Kimbilir Ne Kullanıyor? |
İyi iyi, erken uyuyup iyice dinlensin.
Zihinsel gelişim adına daha yapacak çok işimiz var. Yarın-pazar sabahı- kör
vakitte uyanıp, çocuk kanalındaki o travesti makyajlı trenin kıçındaki vagonlara zürafaları, filleri, tukan kuşlarını sokmaya uğraşmasını
seyredeceğiz daha!
Sizlerin de içiniz benim gibi çocuk
sevgisi ile dolup taşsın.
BvP
Edited by Miki
Edited by Miki
……………….
[1] Resmin yanındaki “Duygusal Gelişim” başlığından aynen alıntı :
Amaç: Bu yaştaki çocuklar bir yabancı ile
tanıştıklarında çoğu zaman utanırlar. Bu etkinlikte çocuğunuzun bu duyguya
ilişkin farkındalık kazanması amaçlanmaktadır.
Talimat: Yandaki resmi göstererek “Bak, baba ve
çocuk gezmeye gitmişler. Yolda babasının arkadaşıyla karşılaşmışlar. Ama çocuk
bu kişiyi tanımıyor ve utanıyor. Babası onun utandığını anlıyor “sen biraz
utandın galiba” diyor. Ama onu bakması için zorlamıyor.
[2] Fikir fena değil sanki. Orijinali belki "Book Worm" du ve bir parça anlamlıydı. Ama, şarkı söyleyen bir larva? Üstelik, larvanın repertuarında "baltalar elimizde, uzun ip belimizde" şarkısı filan var. Baltayla ormana gidip kaçak kesim yapacakken, yolları kelebek larvasının kanatlarına düşen bir grup ayı yavrusu ateşin etrafında dans ederek bu şarkıyı okuyorlar!
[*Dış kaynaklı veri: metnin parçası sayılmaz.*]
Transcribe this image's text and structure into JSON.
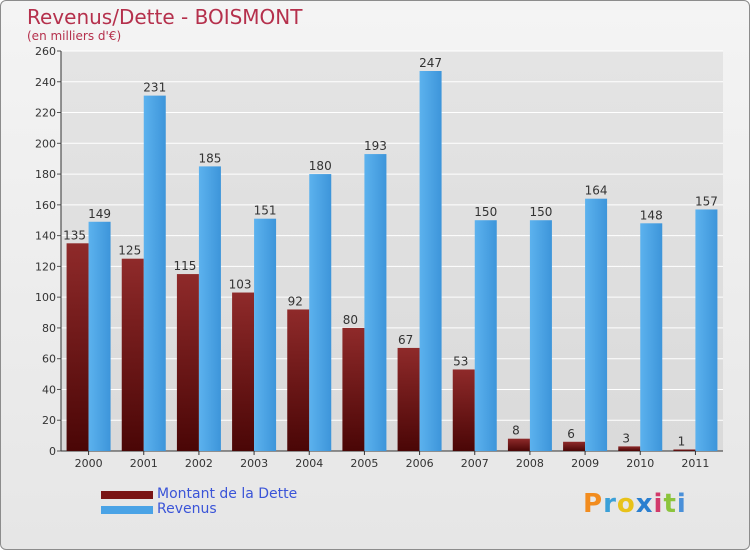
{
  "header": {
    "title": "Revenus/Dette - BOISMONT",
    "subtitle": "(en milliers d'€)"
  },
  "brand": {
    "letters": [
      "P",
      "r",
      "o",
      "x",
      "i",
      "t",
      "i"
    ],
    "colors": [
      "#f28c1e",
      "#3aa0d8",
      "#e8c21a",
      "#2a7fd0",
      "#d23a6a",
      "#8cc43c",
      "#4a90d9"
    ]
  },
  "colors": {
    "dette": "#7a1515",
    "revenus": "#4aa3e6",
    "grid": "#ffffff",
    "axis_text": "#333333",
    "label_text": "#333333"
  },
  "chart_data": {
    "type": "bar",
    "title": "Revenus/Dette - BOISMONT",
    "subtitle": "(en milliers d'€)",
    "categories": [
      "2000",
      "2001",
      "2002",
      "2003",
      "2004",
      "2005",
      "2006",
      "2007",
      "2008",
      "2009",
      "2010",
      "2011"
    ],
    "series": [
      {
        "name": "Montant de la Dette",
        "values": [
          135,
          125,
          115,
          103,
          92,
          80,
          67,
          53,
          8,
          6,
          3,
          1
        ]
      },
      {
        "name": "Revenus",
        "values": [
          149,
          231,
          185,
          151,
          180,
          193,
          247,
          150,
          150,
          164,
          148,
          157
        ]
      }
    ],
    "ylim": [
      0,
      260
    ],
    "yticks": [
      "0",
      "20",
      "40",
      "60",
      "80",
      "100",
      "120",
      "140",
      "160",
      "180",
      "200",
      "220",
      "240",
      "260"
    ],
    "grid": true,
    "legend_position": "bottom-left"
  }
}
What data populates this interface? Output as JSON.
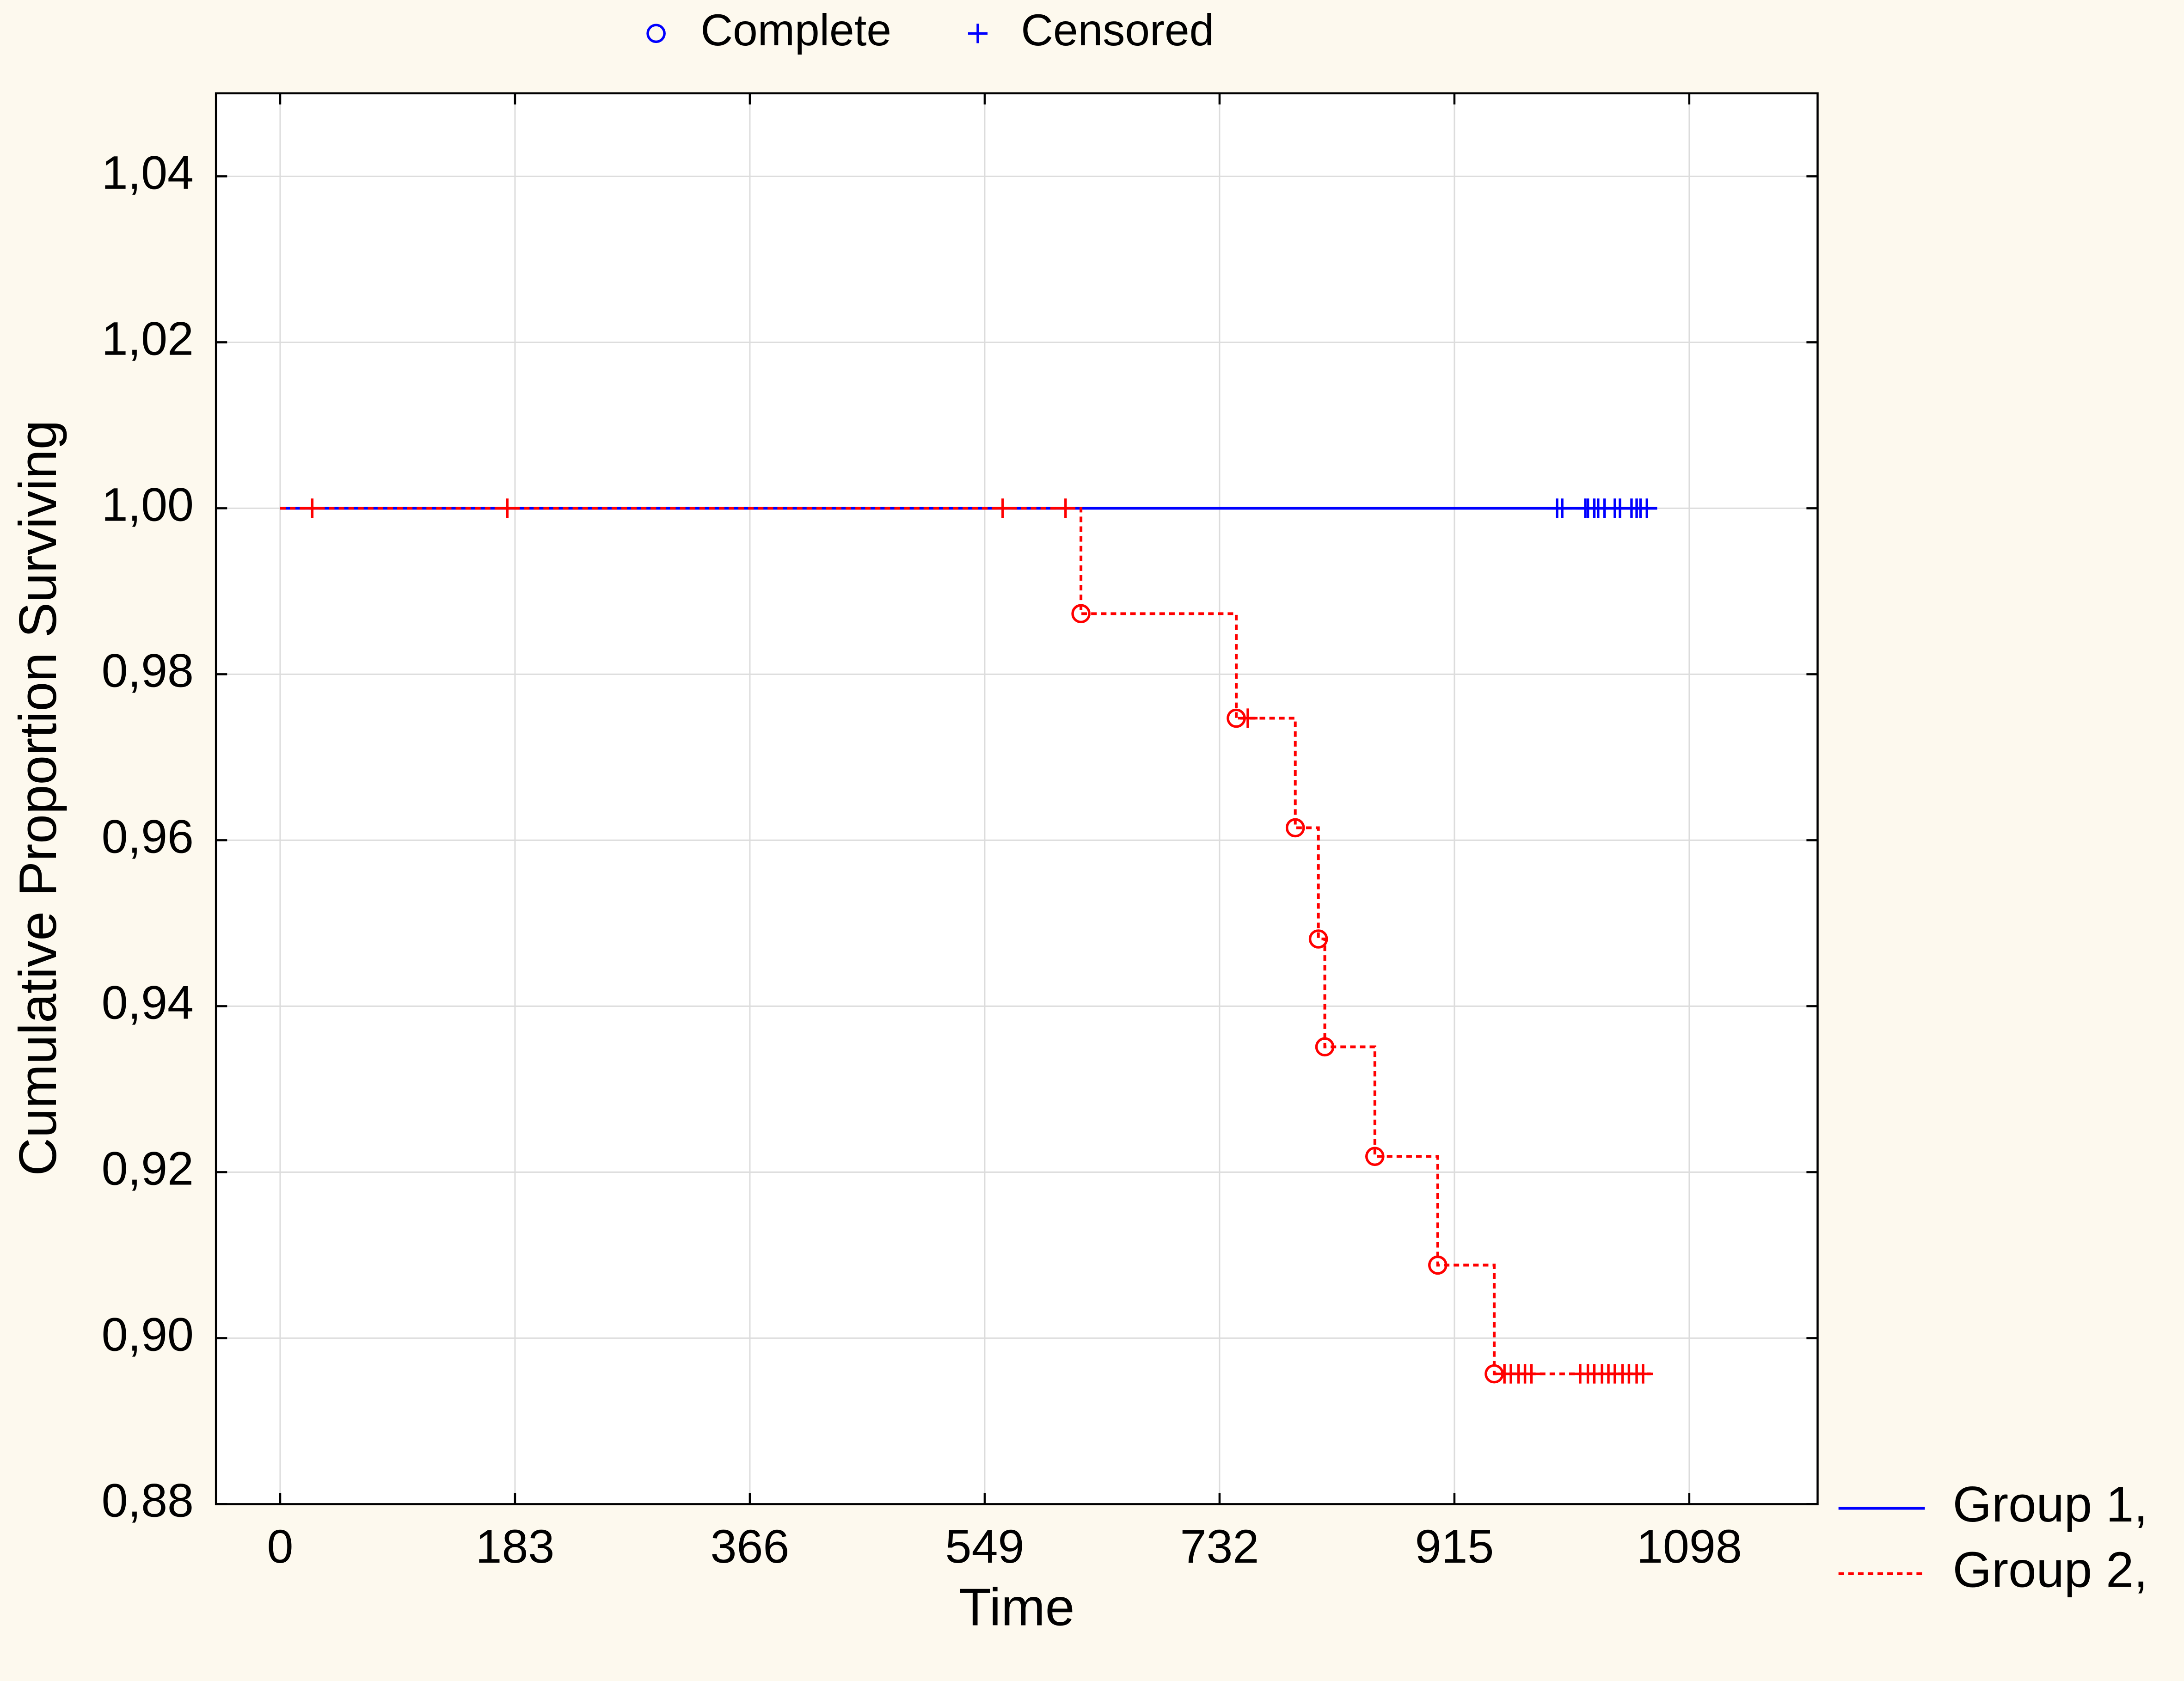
{
  "chart_data": {
    "type": "step",
    "x_label": "Time",
    "y_label": "Cumulative Proportion Surviving",
    "xlim": [
      -50,
      1198
    ],
    "xticks": [
      0,
      183,
      366,
      549,
      732,
      915,
      1098
    ],
    "ylim": [
      0.88,
      1.05
    ],
    "yticks": [
      {
        "value": 0.88,
        "label": "0,88"
      },
      {
        "value": 0.9,
        "label": "0,90"
      },
      {
        "value": 0.92,
        "label": "0,92"
      },
      {
        "value": 0.94,
        "label": "0,94"
      },
      {
        "value": 0.96,
        "label": "0,96"
      },
      {
        "value": 0.98,
        "label": "0,98"
      },
      {
        "value": 1.0,
        "label": "1,00"
      },
      {
        "value": 1.02,
        "label": "1,02"
      },
      {
        "value": 1.04,
        "label": "1,04"
      }
    ],
    "grid": true,
    "marker_legend": {
      "complete": "Complete",
      "censored": "Censored",
      "color": "#0000ff"
    },
    "series": [
      {
        "name": "Group 1,",
        "color": "#0000ff",
        "dashed": false,
        "x": [
          0,
          1073
        ],
        "values": [
          1,
          1
        ],
        "censored": {
          "x": [
            995,
            999,
            1017,
            1019,
            1024,
            1027,
            1032,
            1040,
            1044,
            1053,
            1057,
            1060,
            1065
          ],
          "values": [
            1,
            1,
            1,
            1,
            1,
            1,
            1,
            1,
            1,
            1,
            1,
            1,
            1
          ]
        }
      },
      {
        "name": "Group 2,",
        "color": "#ff0000",
        "dashed": true,
        "x": [
          0,
          624,
          624,
          745,
          745,
          791,
          791,
          809,
          809,
          814,
          814,
          853,
          853,
          902,
          902,
          946,
          946,
          1068
        ],
        "values": [
          1,
          1,
          0.9873,
          0.9873,
          0.9747,
          0.9747,
          0.9615,
          0.9615,
          0.9481,
          0.9481,
          0.9351,
          0.9351,
          0.9219,
          0.9219,
          0.9088,
          0.9088,
          0.8957,
          0.8957
        ],
        "complete": {
          "x": [
            624,
            745,
            791,
            809,
            814,
            853,
            902,
            946
          ],
          "values": [
            0.9873,
            0.9747,
            0.9615,
            0.9481,
            0.9351,
            0.9219,
            0.9088,
            0.8957
          ]
        },
        "censored": {
          "x": [
            25,
            177,
            563,
            612,
            754,
            954,
            959,
            965,
            970,
            975,
            1013,
            1019,
            1024,
            1030,
            1035,
            1040,
            1046,
            1051,
            1057,
            1062
          ],
          "values": [
            1,
            1,
            1,
            1,
            0.9747,
            0.8957,
            0.8957,
            0.8957,
            0.8957,
            0.8957,
            0.8957,
            0.8957,
            0.8957,
            0.8957,
            0.8957,
            0.8957,
            0.8957,
            0.8957,
            0.8957,
            0.8957
          ]
        }
      }
    ]
  }
}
[2] Fikir fena değil sanki. Orijinali belki "Book Worm" du ve bir parça anlamlıydı. Ama, şarkı söyleyen bir larva? Üstelik, larvanın repertuarında "baltalar elimizde, uzun ip belimizde" şarkısı filan var. Baltayla ormana gidip kaçak kesim yapacakken, yolları kelebek larvasının kanatlarına düşen bir grup ayı yavrusu ateşin etrafında dans ederek bu şarkıyı okuyorlar!